Almost 50 years after his passing, only the names have changed; the extravagant spending, the corruption, payoffs and the kickbacks continue unabated. We read this from CNN Politics.

Washington (CNN) - The Obama administration is proposing to spend $53 billion over the next six years to help promote the construction of a national high-speed, intercity passenger rail network, Vice President Joe Biden announced Tuesday.

The proposal represents a significant expansion of the $10.5 billion already spent on high-speed rail expansion since Obama entered office, including $8 billion in the 2009 economic stimulus package.

So let's be clear, this Administration plans to spend a total of $63.5 billion on high-speed rail starting in 2009 and ending in 2017.  That's assuming there are no cost overruns.  (Insert laugh track here.) Taxpayers might as well take that cash and burn it in giant bonfires in the middle of the Nevada desert.

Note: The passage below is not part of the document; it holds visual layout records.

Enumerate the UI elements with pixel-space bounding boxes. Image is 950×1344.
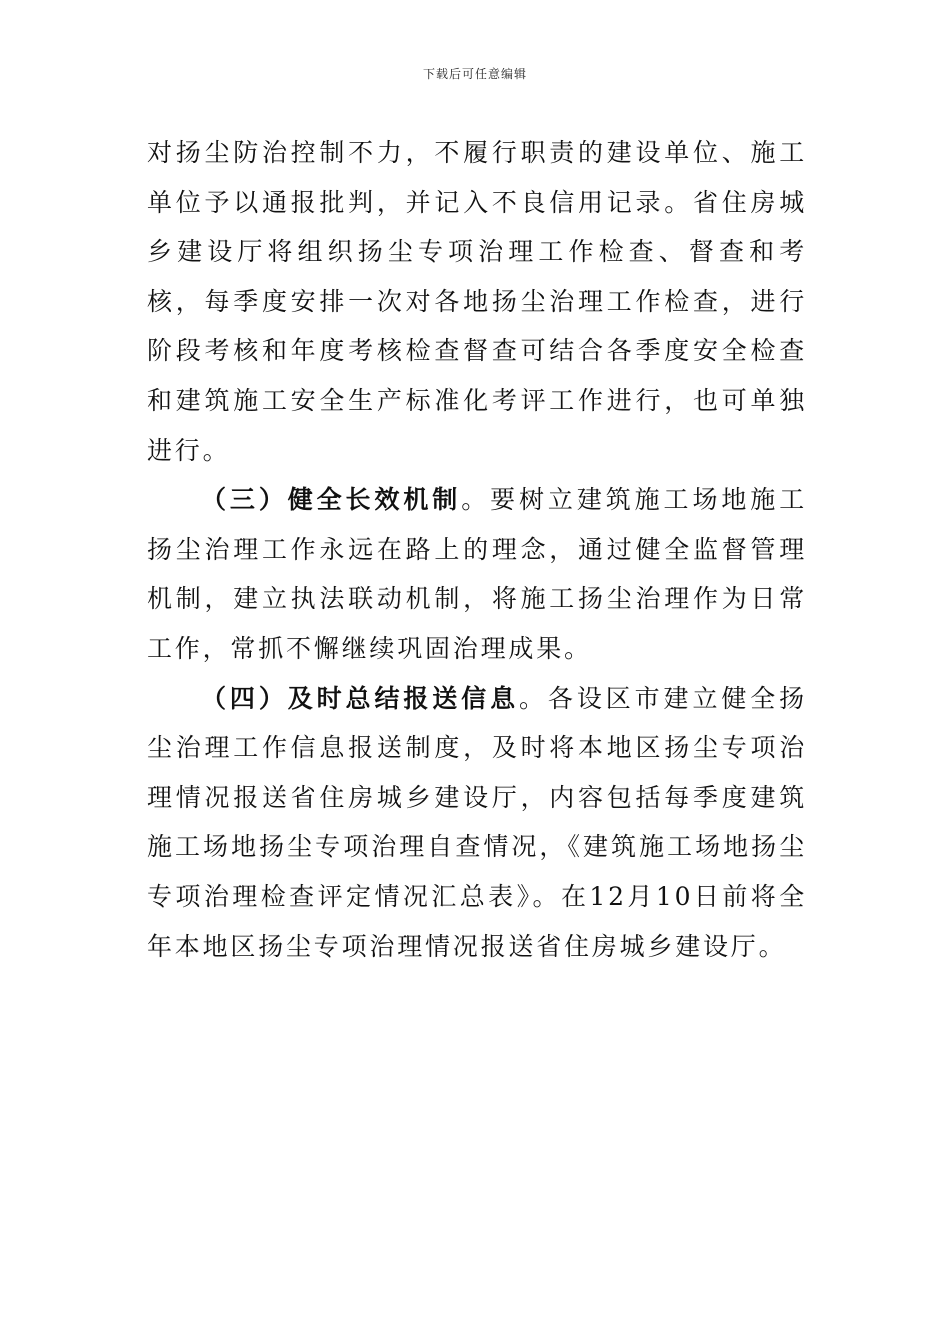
paragraph-2 (147, 475, 807, 673)
paragraph-3-heading: （四）及时总结报送信息 (201, 683, 519, 713)
page-header: 下载后可任意编辑 (422, 67, 527, 81)
paragraph-2-text: 。要树立建筑施工场地施工扬尘治理工作永远在路上的理念，通过健全监督管理机制，建立执法联动机制，将施工扬尘治理作为日常工作，常抓不懈继续巩固治理成果。 (147, 485, 807, 663)
document-body (147, 128, 807, 971)
paragraph-1 (147, 128, 807, 475)
paragraph-3 (147, 674, 807, 972)
paragraph-1-text: 对扬尘防治控制不力，不履行职责的建设单位、施工单位予以通报批判，并记入不良信用记录。省住房城乡建设厅将组织扬尘专项治理工作检查、督查和考核，每季度安排一次对各地扬尘治理工作检查，进行阶段考核和年度考核检查督查可结合各季度安全检查和建筑施工安全生产标准化考评工作进行，也可单独进行。 (147, 138, 807, 465)
paragraph-2-heading: （三）健全长效机制 (201, 485, 462, 515)
paragraph-3-text: 。各设区市建立健全扬尘治理工作信息报送制度，及时将本地区扬尘专项治理情况报送省住房城乡建设厅，内容包括每季度建筑施工场地扬尘专项治理自查情况，《建筑施工场地扬尘专项治理检查评定情况汇总表》。在12月10日前将全年本地区扬尘专项治理情况报送省住房城乡建设厅。 (147, 683, 807, 961)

High-speed rail is what countries build when they want to create a "Hero Project" so their current " Beloved Leader" can point out his wonderful accomplishment. In reality high-speed rail will only work in our heavily urbanized Northeastern corridor. Unfortunately high-speed rail also requires massive ongoing government subsides to fund basic operational costs. Chairman Obama must truly believe we are all idiots if our country goes along with this classic government boondoggle.

What else could the US do with a cool $63.5 billion? 

The government could give every one of the 307 million folks living in the United States a check for $206.84.

The US Navy could purchase 4 Nimitz-class aircraft carriers, including the Carrier Air Wings and still have a few billion dollars left over for crew training and deployment.

America could fully fund the undergraduate degrees, med schools and residency programs for 75,000 new doctors. That could solve a few issues related to healthcare.

This country could built and staff 36 brand new teaching hospitals or refurbish 3,175 existing hospitals with a grant of $20 million dollars each. That too could solve a few more issues related to healthcare.

NASA, one of the few government agencies that spins off innovative ideas that create entire new industries, has a FY 2011 budget of $19 billion dollars. $63.5 billion could double NASA's budget by every year for the next three years.

The woefully under funded National Park Service provides a wonderful natural narrative for millions of Americans. Their current budget is $3.14 billion for FY 2011. Let's double that amount for the next 10 years. Can you image the transformative effect this would have on the NPS and the land under their care?

$63.5 billion dollars could easily built and staff 750 technical schools to reach out to all those teenagers who are left behind in our failed high schools. These tech schools would give them practical job skills such as airplane and engine repair, wood and metal fabrication, plumbing, electrical, concrete, HAVC, and carpentry. Tech schools could also develop basic retail skills, train para-medics and EMT's, and teach computer programming and networking without the need for a four-year college degree.

Obama's request for billions of dollars for high-speed rail should provoke an unequivocal "hell no" from the GOP. But I'm wary that some new Congressmen might visualize themselves at the controls of a shiny new train, rather then seeing the big picture. What is that big picture?  Congress must start slashing the federal budget with a chain saw rather then a scalpel. Their failure to do so invites even more monstrous deficits, hyper- inflation, double-digit unemployment that lingers into well into the next decade, and the further erosion of our national security infrastructure.